Entries in this table can indicate (a) the number of the next block in the file or directory, (b) that the block is the last one in a file or (c) the block is free. The FAT is thus used for free space management as well as file organization; when a block is needed the table may be searched for a free entry which can then be allocated.
Access to a file incurs overhead to fetch file allocation table entries, although since these are frequently used they may be cached in memory; random access to a file, however, requires walking the linked list to find the corresponding entry, which can be slow even when cached in memory. However, if a file is distributed across the disk performance can be terrible. Consider random I/O within a 1 GB virtual disk image with 4 KB blocks—the linked list will have 256 K entries, and on average each I/O will require searching halfway through the list.
22.2.3. Inode#
File systems derived from the original Unix file system use a per-file structure called an inode to not only keep track of attributes, but also block locations. The inode uses an asymmetric tree, or actually a series of trees of increasing height with the root of each tree stored in the inode.
As seen in Fig. 22.5 the inode contains N direct block pointers (12 in ext2/ext3), so that files of N blocks or less need no indirect blocks. A single indirect pointer specifies an indirect block, holding pointers to blocks \(N, N+1, ... N+N_1-1\) where \(N_1\) is the number of block numbers that fit in a file system block (1024 for ext2 with a 4 KB blocksize).
If necessary, the double-indirect pointer specifies a block holding pointers to \(N_1\) indirect blocks, which in turn hold pointers to blocks \(N+N_1 ... N+N_1+N_1^2-1\)—i.e. an \(N_1\)-ary tree of height 2; a triple indirect block in turn points to a tree of height 3.
For ext2 with 4-byte block numbers, if we use 4K blocks this gives a maximum file size of \((4096/4)^3\) 4 KB blocks, or 4.004 TB. This organization allows random access within a file with overhead \(O(logN)\) where \(N\) is the file size, which is vastly better than the \(O(N)\) overhead of the MS-DOS File Access Table system.
Inode structures are a reasonable compromise, they have (a) low overhead for small files, in terms of both disk seeks and allocated blocks, and (b) ability to represent sufficiently large files without excessive storage space or performance overhead.
22.2.4. Extents#
The ext2 and MS-DOS file systems use separate pointers to every data block in a file, located in inodes and indirect blocks in the case of ext2, and in the File Allocation Table in MS-DOS. However, a well-designed file system will attempt to allocate blocks to files sequentially to avoid disk seeks —if the first block in a file is block 100, it’s highly likely that the second will be 101, the third 102, etc.
We can take advantage of this to greatly compress the information needed to identify the blocks in a file - rather than having separate pointers to blocks 100,101,…120 we just need to identify the starting block (100) and the length (21 blocks). This is shown in Fig. 22.6, where five data blocks are identified by direct pointers in an inode. In Fig. 22.7, the same five data blocks are identified by a single extent. Why would we want to compress the information needed to organize the blocks in a file? Mostly for performance—although the code is more complicated, it will require fewer disk seeks to read from disk.

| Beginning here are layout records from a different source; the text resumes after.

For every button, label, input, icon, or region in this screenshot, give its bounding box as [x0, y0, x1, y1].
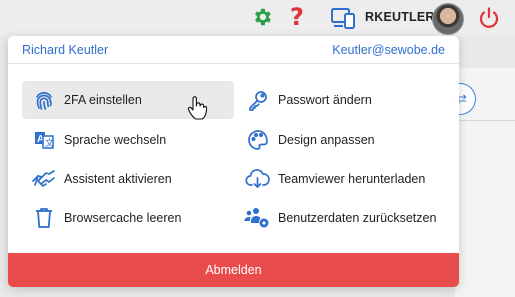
top-bar: ? RKEUTLER [0, 0, 515, 36]
menu-item-clear-cache[interactable]: Browsercache leeren [22, 199, 234, 237]
palette-icon [244, 126, 272, 154]
menu-header: Richard Keutler Keutler@sewobe.de [8, 36, 459, 64]
menu-item-label: Sprache wechseln [64, 133, 167, 147]
avatar[interactable] [432, 3, 464, 35]
username[interactable]: RKEUTLER [365, 10, 435, 24]
logout-button[interactable]: Abmelden [8, 253, 459, 287]
menu-item-label: Passwort ändern [278, 93, 372, 107]
menu-item-label: 2FA einstellen [64, 93, 142, 107]
cloud-download-icon [244, 165, 272, 193]
users-settings-icon [244, 204, 272, 232]
menu-item-label: Teamviewer herunterladen [278, 172, 426, 186]
user-menu-dropdown: Richard Keutler Keutler@sewobe.de 2FA ei… [8, 36, 459, 287]
background-divider [455, 120, 515, 121]
menu-item-label: Benutzerdaten zurücksetzen [278, 211, 437, 225]
svg-text:文: 文 [45, 137, 54, 149]
gear-icon[interactable] [251, 6, 273, 28]
user-email[interactable]: Keutler@sewobe.de [332, 43, 445, 57]
menu-item-change-password[interactable]: Passwort ändern [242, 81, 452, 119]
menu-item-reset-userdata[interactable]: Benutzerdaten zurücksetzen [242, 199, 452, 237]
menu-item-design[interactable]: Design anpassen [242, 121, 452, 159]
menu-item-label: Design anpassen [278, 133, 375, 147]
menu-item-assistant[interactable]: Assistent aktivieren [22, 160, 234, 198]
menu-item-change-language[interactable]: A文 Sprache wechseln [22, 121, 234, 159]
menu-item-teamviewer[interactable]: Teamviewer herunterladen [242, 160, 452, 198]
menu-item-label: Browsercache leeren [64, 211, 182, 225]
trash-icon [30, 204, 58, 232]
device-icon[interactable] [330, 6, 358, 30]
translate-icon: A文 [30, 126, 58, 154]
handshake-icon [30, 165, 58, 193]
fingerprint-icon [30, 86, 58, 114]
power-icon[interactable] [476, 5, 502, 31]
mouse-pointer-icon [187, 95, 208, 121]
help-icon[interactable]: ? [287, 3, 307, 31]
user-full-name[interactable]: Richard Keutler [22, 43, 108, 57]
key-icon [244, 86, 272, 114]
menu-item-label: Assistent aktivieren [64, 172, 172, 186]
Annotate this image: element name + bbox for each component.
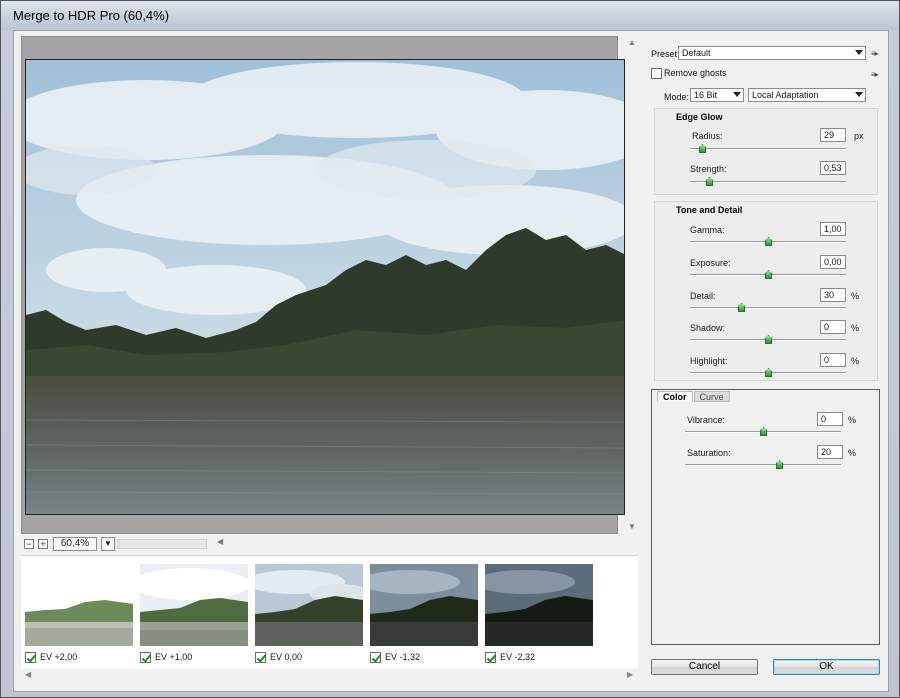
- preset-select[interactable]: Default: [678, 46, 866, 60]
- saturation-slider[interactable]: [685, 460, 841, 469]
- thumbnail-image[interactable]: [255, 564, 363, 646]
- thumbnail-image[interactable]: [370, 564, 478, 646]
- remove-ghosts-label: Remove ghosts: [664, 68, 727, 78]
- scroll-left-icon[interactable]: ◀: [25, 670, 31, 679]
- zoom-level-field[interactable]: 60,4%: [53, 537, 97, 551]
- detail-field[interactable]: 30: [820, 288, 846, 302]
- merge-to-hdr-dialog: Merge to HDR Pro (60,4%) ▲ ▼ − + 60,4% ▼…: [0, 0, 900, 698]
- scroll-down-icon[interactable]: ▼: [627, 522, 637, 532]
- detail-label: Detail:: [690, 291, 716, 301]
- thumbnail-checkbox[interactable]: [370, 651, 381, 663]
- dialog-client-area: ▲ ▼ − + 60,4% ▼ ◀ EV +2,00 EV +1,00 EV 0…: [13, 30, 889, 692]
- zoom-bar: − + 60,4% ▼ ◀: [21, 536, 638, 552]
- chevron-down-icon: [855, 92, 863, 97]
- vibrance-label: Vibrance:: [687, 415, 725, 425]
- preview-area: [21, 36, 625, 534]
- highlight-field[interactable]: 0: [820, 353, 846, 367]
- detail-unit: %: [851, 291, 860, 301]
- scroll-thumb[interactable]: [117, 539, 207, 549]
- shadow-label: Shadow:: [690, 323, 726, 333]
- vibrance-unit: %: [848, 415, 857, 425]
- radius-slider[interactable]: [690, 144, 846, 153]
- chevron-down-icon: [855, 50, 863, 55]
- preview-horizontal-scrollbar[interactable]: ◀: [117, 537, 637, 551]
- vibrance-slider[interactable]: [685, 427, 841, 436]
- strength-field[interactable]: 0,53: [820, 161, 846, 175]
- ev-label: EV +1,00: [155, 652, 193, 662]
- window-title: Merge to HDR Pro (60,4%): [13, 8, 170, 23]
- thumbnail-item[interactable]: EV 0,00: [255, 564, 363, 664]
- color-curve-panel: Color Curve Vibrance: 0 % Saturation: 20…: [651, 389, 880, 645]
- thumbnail-item[interactable]: EV +2,00: [25, 564, 133, 664]
- zoom-in-button[interactable]: +: [38, 539, 48, 549]
- exposure-slider[interactable]: [690, 270, 846, 279]
- highlight-slider[interactable]: [690, 368, 846, 377]
- preview-vertical-scrollbar[interactable]: ▲ ▼: [626, 36, 638, 534]
- preset-value: Default: [682, 48, 711, 58]
- ev-label: EV 0,00: [270, 652, 303, 662]
- thumbnail-image[interactable]: [485, 564, 593, 646]
- radius-label: Radius:: [692, 131, 723, 141]
- gamma-slider[interactable]: [690, 237, 846, 246]
- strength-label: Strength:: [690, 164, 727, 174]
- zoom-out-button[interactable]: −: [24, 539, 34, 549]
- ok-button[interactable]: OK: [773, 659, 880, 675]
- thumbnails-scrollbar[interactable]: ◀ ▶: [21, 669, 638, 681]
- shadow-field[interactable]: 0: [820, 320, 846, 334]
- thumbnail-checkbox[interactable]: [255, 651, 266, 663]
- shadow-unit: %: [851, 323, 860, 333]
- bit-depth-value: 16 Bit: [694, 90, 718, 100]
- tab-strip: Color Curve: [657, 391, 731, 403]
- saturation-field[interactable]: 20: [817, 445, 843, 459]
- thumbnail-image[interactable]: [140, 564, 248, 646]
- exposure-label: Exposure:: [690, 258, 731, 268]
- thumbnail-checkbox[interactable]: [25, 651, 36, 663]
- ev-label: EV -1,32: [385, 652, 421, 662]
- slider-knob[interactable]: [760, 427, 767, 436]
- thumbnail-item[interactable]: EV -2,32: [485, 564, 593, 664]
- method-select[interactable]: Local Adaptation: [748, 88, 866, 102]
- ev-label: EV +2,00: [40, 652, 78, 662]
- thumbnail-image[interactable]: [25, 564, 133, 646]
- strength-slider[interactable]: [690, 177, 846, 186]
- saturation-unit: %: [848, 448, 857, 458]
- zoom-dropdown-icon[interactable]: ▼: [101, 537, 115, 551]
- saturation-label: Saturation:: [687, 448, 731, 458]
- vibrance-field[interactable]: 0: [817, 412, 843, 426]
- preset-menu-icon[interactable]: ≡▸: [871, 49, 879, 58]
- exposure-field[interactable]: 0,00: [820, 255, 846, 269]
- gamma-label: Gamma:: [690, 225, 725, 235]
- radius-unit: px: [854, 131, 864, 141]
- title-bar: Merge to HDR Pro (60,4%): [1, 1, 899, 30]
- highlight-unit: %: [851, 356, 860, 366]
- scroll-right-icon[interactable]: ▶: [627, 670, 633, 679]
- highlight-label: Highlight:: [690, 356, 728, 366]
- options-menu-icon[interactable]: ≡▸: [871, 70, 879, 79]
- bit-depth-select[interactable]: 16 Bit: [690, 88, 744, 102]
- remove-ghosts-checkbox[interactable]: [651, 68, 662, 79]
- tone-detail-title: Tone and Detail: [676, 205, 743, 215]
- thumbnail-item[interactable]: EV -1,32: [370, 564, 478, 664]
- hdr-preview-image: [25, 59, 625, 515]
- thumbnail-checkbox[interactable]: [140, 651, 151, 663]
- gamma-field[interactable]: 1,00: [820, 222, 846, 236]
- edge-glow-title: Edge Glow: [676, 112, 723, 122]
- ev-label: EV -2,32: [500, 652, 536, 662]
- cancel-button[interactable]: Cancel: [651, 659, 758, 675]
- thumbnail-checkbox[interactable]: [485, 651, 496, 663]
- scroll-left-icon[interactable]: ◀: [217, 537, 223, 546]
- preset-label: Preset:: [651, 49, 680, 59]
- tab-curve[interactable]: Curve: [693, 391, 730, 402]
- thumbnail-item[interactable]: EV +1,00: [140, 564, 248, 664]
- method-value: Local Adaptation: [752, 90, 819, 100]
- mode-label: Mode:: [664, 92, 690, 102]
- scroll-up-icon[interactable]: ▲: [627, 38, 637, 48]
- source-images-strip: EV +2,00 EV +1,00 EV 0,00 EV -1,32 EV -2…: [21, 555, 638, 669]
- detail-slider[interactable]: [690, 303, 846, 312]
- radius-field[interactable]: 29: [820, 128, 846, 142]
- chevron-down-icon: [733, 92, 741, 97]
- slider-knob[interactable]: [776, 460, 783, 469]
- tab-color[interactable]: Color: [657, 391, 693, 402]
- shadow-slider[interactable]: [690, 335, 846, 344]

This organization is the basis of extent-based file systems, where blocks in a file are identified via one or more extents, or (start,length) pairs. The inode (or equivalent) can contain space for a small number of extents; if the file grows too big, then you add the equivalent of indirect blocks - extents pointing to blocks holding more extents. Both Microsoft NTFS and Linux ext4 use this sort of extent structure.